Model performance evaluation
Model performance was tested using different statistical model performance evaluation measures. The use of more than one measures helps us to evaluate a single model’s performance and compare multiple models. In this study, the coefficient of determination (R2), root mean square error (RMSE), normalized root mean square error (nRMSE), modelling efficiency (EF), and mean absolute percentage error (MAPE) were calculated.
The R2 is important for measuring the effectiveness of the models (Shaikh et al. 2021; Ağbulut et al. 2020), ranging from 0 to 1. This approach provides insight into how well the trend of the model result is able to track the trends of observed data (Ağbulut et al. 2021). A value closer to 1 indicates that the model is more accurate. RMSE measures the average magnitude of the error and is related to the deviation from the actual value. An RMSE value of 0 indicates that the model has a perfect fit. The lower the RMSE is, the better the model and its predictions. The nRMSE expresses the spread around the measurements used for the classification of model performance into distinct groups (excellent, good, fair, or poor when the values are in the range of < 10%, 10–20%, 20–30%, or > 30%, respectively). The modelling efficiency indicates whether the model describes the data better than simply the average of the predictions. The optimal values are those that are near 1 (Thimmegowda et al. 2023). The MAPE was defined as the sum of the percentage to mean absolute error (MAE) (Kumar et al. 2020). For a good model, a smaller MAPE value is desirable. The MAPE less than 5% is considered as an indication that the forecast is acceptably accurate. MAPE greater than 10% but less than 25% indicates low accuracy, but a MAPE greater than 25% indicates very low accuracy. The model with a lower MAPE is preferred for forecasting purposes.

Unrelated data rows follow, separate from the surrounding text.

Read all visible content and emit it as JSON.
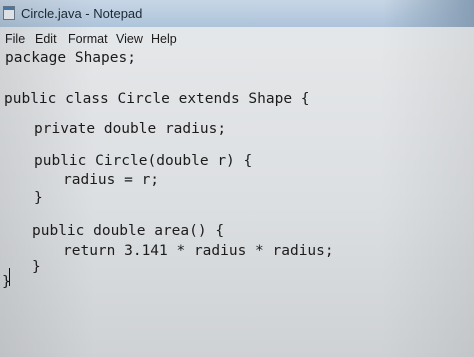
{
  "window": {
    "title": "Circle.java - Notepad"
  },
  "menu": {
    "items": [
      {
        "label": "File"
      },
      {
        "label": "Edit"
      },
      {
        "label": "Format"
      },
      {
        "label": "View"
      },
      {
        "label": "Help"
      }
    ]
  },
  "editor": {
    "lines": [
      "package Shapes;",
      "public class Circle extends Shape {",
      "private double radius;",
      "public Circle(double r) {",
      "radius = r;",
      "}",
      "public double area() {",
      "return 3.141 * radius * radius;",
      "}",
      "}"
    ]
  }
}
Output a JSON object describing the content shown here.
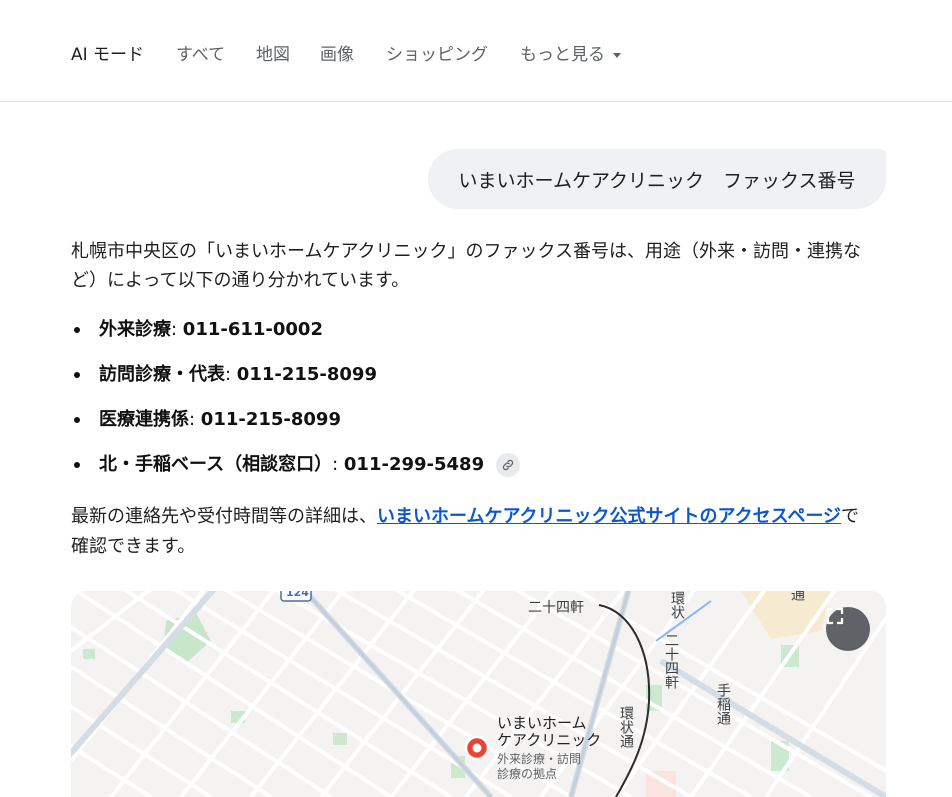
{
  "nav": {
    "tabs": [
      {
        "label": "AI モード",
        "active": true
      },
      {
        "label": "すべて"
      },
      {
        "label": "地図"
      },
      {
        "label": "画像"
      },
      {
        "label": "ショッピング"
      },
      {
        "label": "もっと見る"
      }
    ]
  },
  "query": "いまいホームケアクリニック　ファックス番号",
  "answer": {
    "intro": "札幌市中央区の「いまいホームケアクリニック」のファックス番号は、用途（外来・訪問・連携など）によって以下の通り分かれています。",
    "fax_numbers": [
      {
        "label": "外来診療",
        "number": "011-611-0002"
      },
      {
        "label": "訪問診療・代表",
        "number": "011-215-8099"
      },
      {
        "label": "医療連携係",
        "number": "011-215-8099"
      },
      {
        "label": "北・手稲ベース（相談窓口）",
        "number": "011-299-5489",
        "has_source_link": true
      }
    ],
    "separator": ": ",
    "outro_before": "最新の連絡先や受付時間等の詳細は、",
    "outro_link": "いまいホームケアクリニック公式サイトのアクセスページ",
    "outro_after": "で確認できます。"
  },
  "map": {
    "route_badge": "124",
    "labels": {
      "station_top": "二十四軒",
      "street_v1": "二十四軒",
      "street_v2": "手稲通",
      "street_v3": "環状通",
      "street_v4": "環状",
      "street_v5": "通"
    },
    "clinic_name": "いまいホーム\nケアクリニック",
    "clinic_sub": "外来診療・訪問\n診療の拠点",
    "colors": {
      "marker": "#ea4335",
      "park": "#c8e6c9",
      "road": "#ffffff",
      "accent_link": "#0b57d0"
    }
  },
  "icons": {
    "link": "link-icon",
    "expand": "expand-icon",
    "marker": "map-pin-icon"
  }
}
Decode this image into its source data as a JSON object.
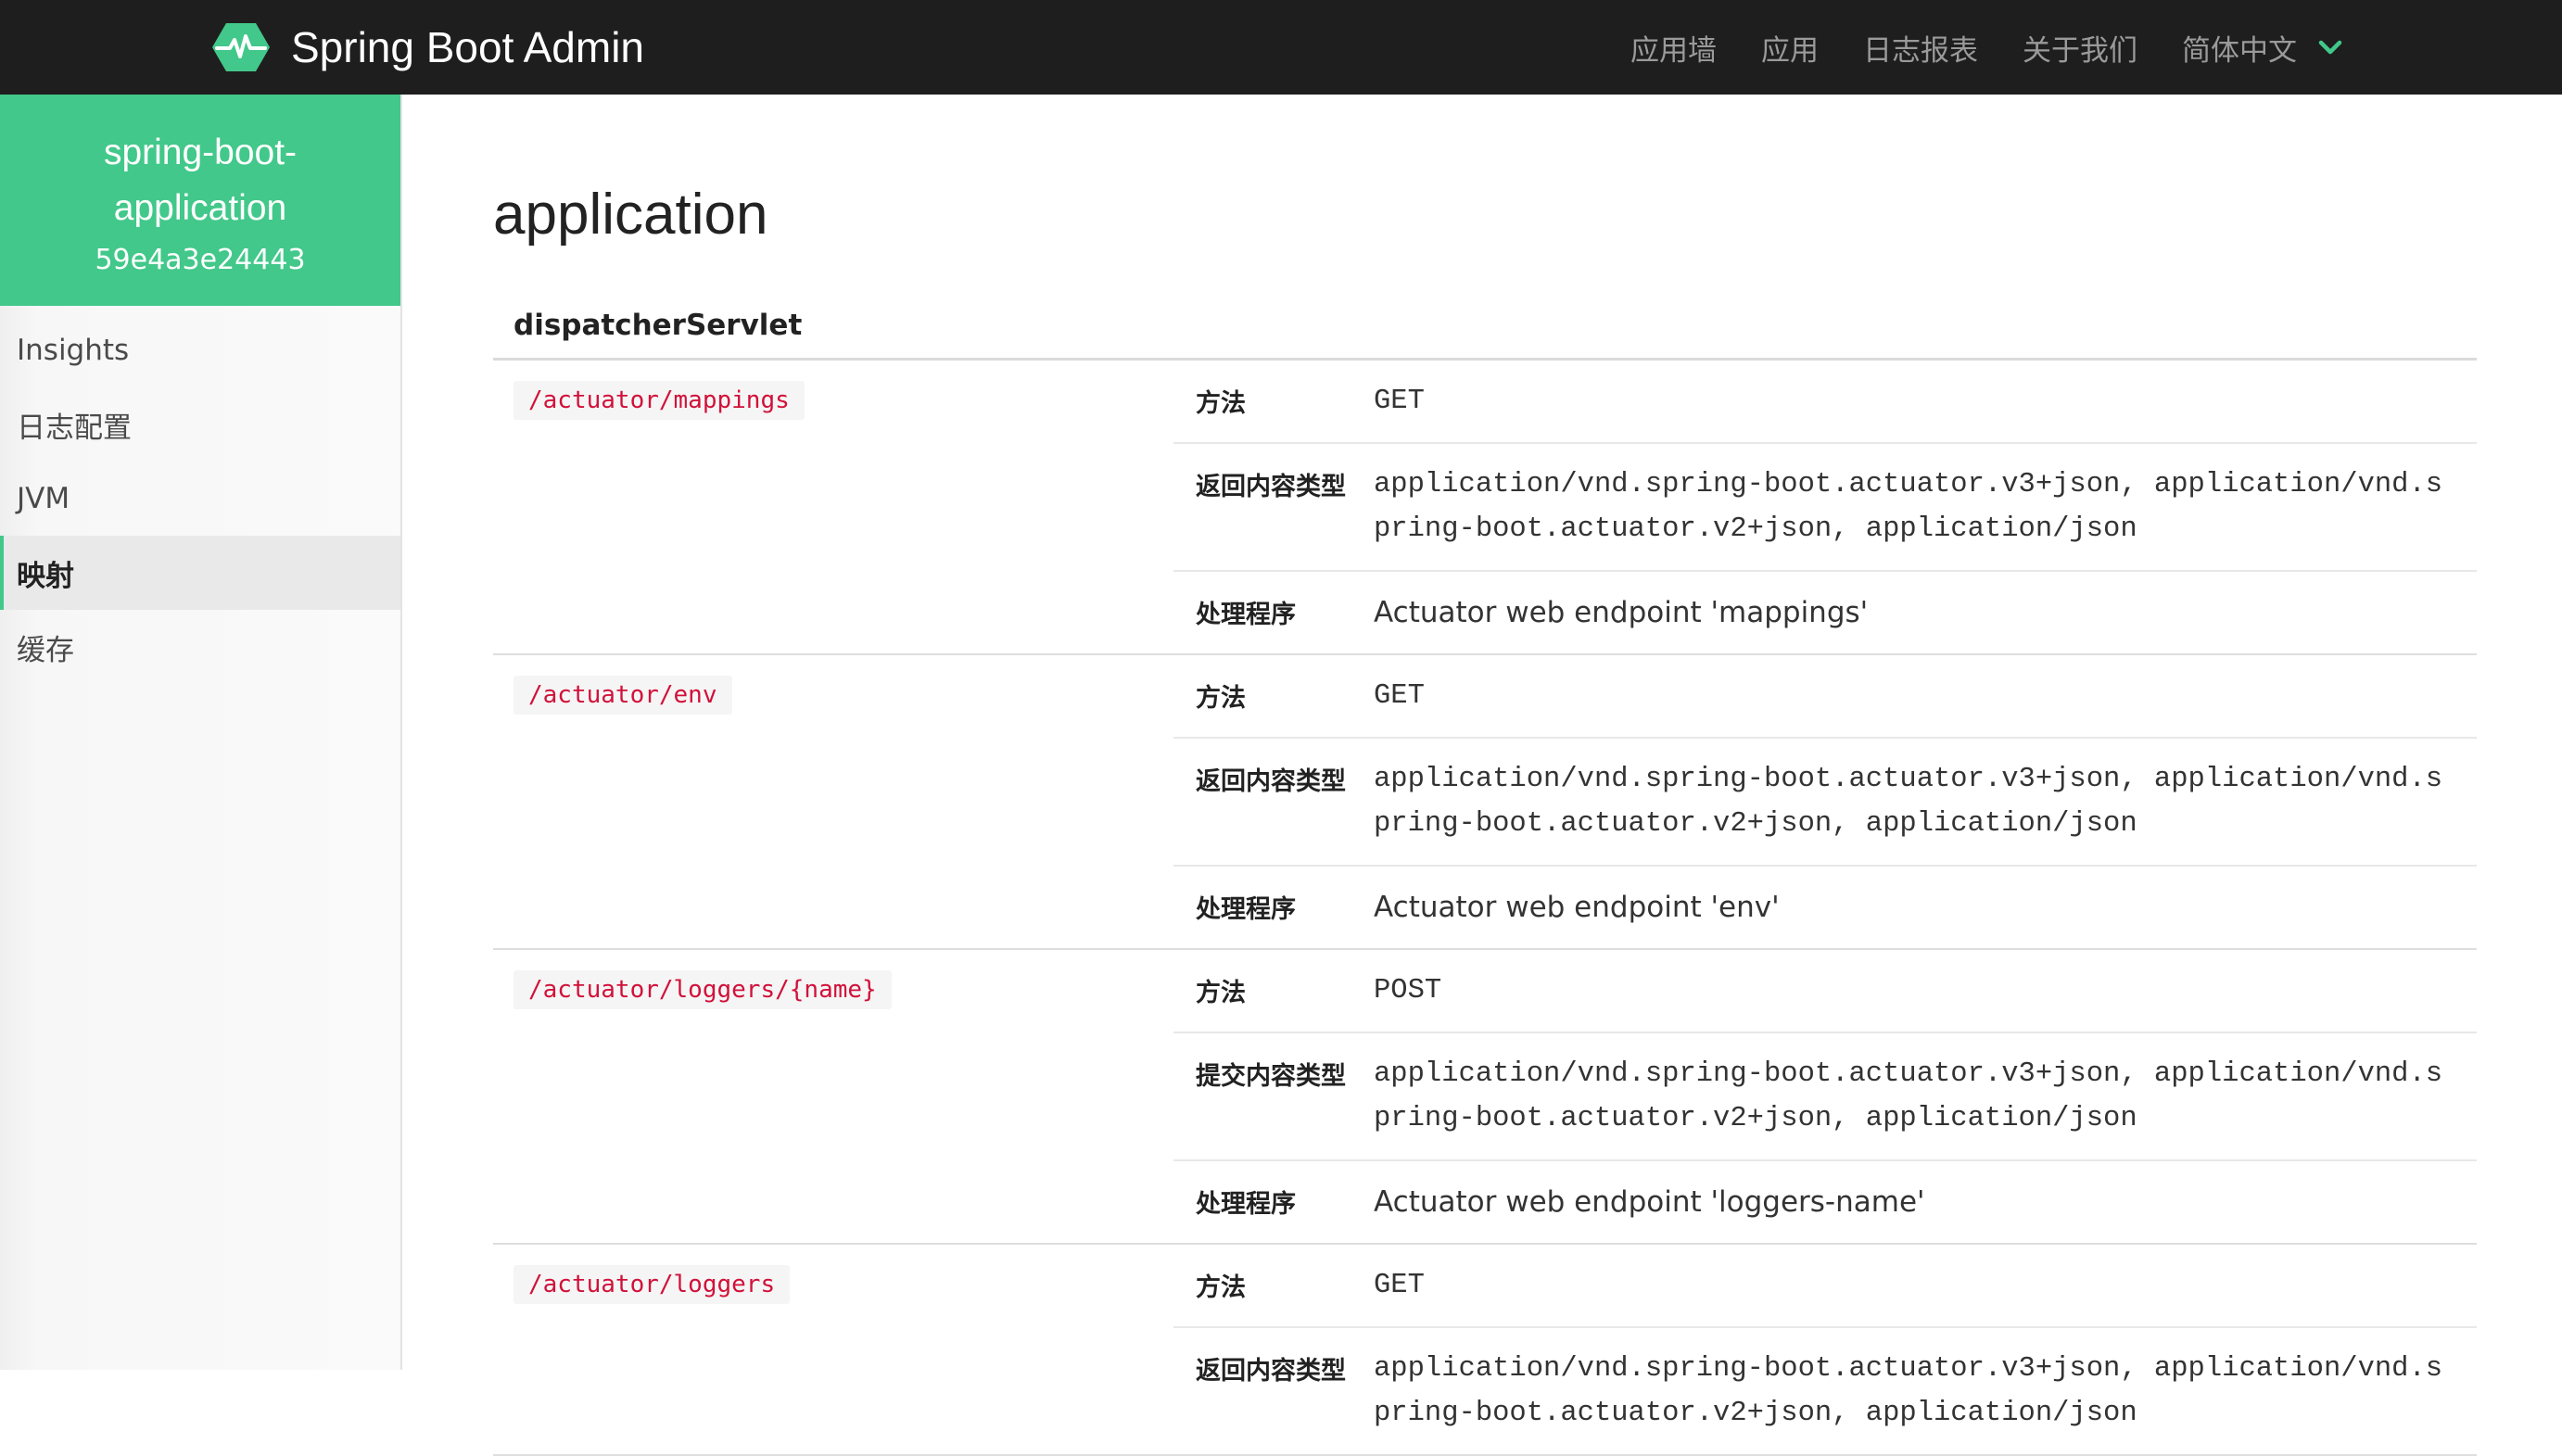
{
  "header": {
    "brand": "Spring Boot Admin",
    "brand_color": "#42c88a",
    "nav": [
      {
        "label": "应用墙"
      },
      {
        "label": "应用"
      },
      {
        "label": "日志报表"
      },
      {
        "label": "关于我们"
      }
    ],
    "language": "简体中文",
    "language_icon": "chevron-down-icon"
  },
  "sidebar": {
    "app_name": "spring-boot-application",
    "app_id": "59e4a3e24443",
    "items": [
      {
        "label": "Insights"
      },
      {
        "label": "日志配置"
      },
      {
        "label": "JVM"
      },
      {
        "label": "映射",
        "active": true
      },
      {
        "label": "缓存"
      }
    ]
  },
  "main": {
    "title": "application",
    "group": "dispatcherServlet",
    "endpoints": [
      {
        "path": "/actuator/mappings",
        "rows": [
          {
            "label": "方法",
            "value": "GET"
          },
          {
            "label": "返回内容类型",
            "value": "application/vnd.spring-boot.actuator.v3+json, application/vnd.spring-boot.actuator.v2+json, application/json"
          },
          {
            "label": "处理程序",
            "value": "Actuator web endpoint 'mappings'"
          }
        ]
      },
      {
        "path": "/actuator/env",
        "rows": [
          {
            "label": "方法",
            "value": "GET"
          },
          {
            "label": "返回内容类型",
            "value": "application/vnd.spring-boot.actuator.v3+json, application/vnd.spring-boot.actuator.v2+json, application/json"
          },
          {
            "label": "处理程序",
            "value": "Actuator web endpoint 'env'"
          }
        ]
      },
      {
        "path": "/actuator/loggers/{name}",
        "rows": [
          {
            "label": "方法",
            "value": "POST"
          },
          {
            "label": "提交内容类型",
            "value": "application/vnd.spring-boot.actuator.v3+json, application/vnd.spring-boot.actuator.v2+json, application/json"
          },
          {
            "label": "处理程序",
            "value": "Actuator web endpoint 'loggers-name'"
          }
        ]
      },
      {
        "path": "/actuator/loggers",
        "rows": [
          {
            "label": "方法",
            "value": "GET"
          },
          {
            "label": "返回内容类型",
            "value": "application/vnd.spring-boot.actuator.v3+json, application/vnd.spring-boot.actuator.v2+json, application/json"
          }
        ]
      }
    ]
  }
}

Stage specific evaluation of cotton yield prediction models using weather data
The quantification of weather impacts on crop growth is a cumbersome task, as weather factors impart yield through their direct and interactive effects. In our study, kharif cotton yield was forecasted at the vegetative stage (leaf development, stem growth, and root expansion, i.e., 40 to 60 days after sowing) and mid stage (flowering and fruit development, i.e. 80 to 100 days after sowing) using five different models (SMLR, LASSO, ANN, RF, and ARIMAX). The crop duration in cotton is around 160–190 days, depending on the variety and growing conditions. Here the models were calibrated (1990–2018) and validated (2019–2021) using the historical dataset of weather variables and crop yield datasets, and the yield in 2023 was forecasted. Previous studies have reported that data from a couple of months prior to harvest can be used for short range crop predictions using statistical regression models (Chipanshi 2015; Mkhabela 2011; Seiler 2000). A similar methodology was used to analyse yield prediction with 16 standard meteorological weeks (SMWs) corresponding to the vegetative stage, and 20 SMWs corresponding to the mid-stage of crop growth. This approach ensured the stage-specific weather influences were accurately captured and integrated into the prediction model.
Results
Cotton yield prediction using SMLR model
The Kharif cotton yield was validated in 2020 and 2021 at the F1 and F2 stages using SMLR across ten districts (Table 3). The model’s prediction accuracy by displaying the actual yield, predicted yield, and percent deviation among them. The results showed that prediction accuracy was good with low deviations in few districts, while in other districts it showed large deviation in other districts, indicating varying performance of the SMLR model across different districts and stages among the districts. The negative deviation indicated that the model has overestimated the yield, and positive deviations indicated under-estimations. The yield forecasted in Dharwad district at both stages in 2020 and 2021 exhibited better results in comparison with other districts, while the forecast results for Kalaburagi were worse with overestimation reaching − 77% at the F1 stage and − 30% at the F2 stage followed by Raichur district with the same trend.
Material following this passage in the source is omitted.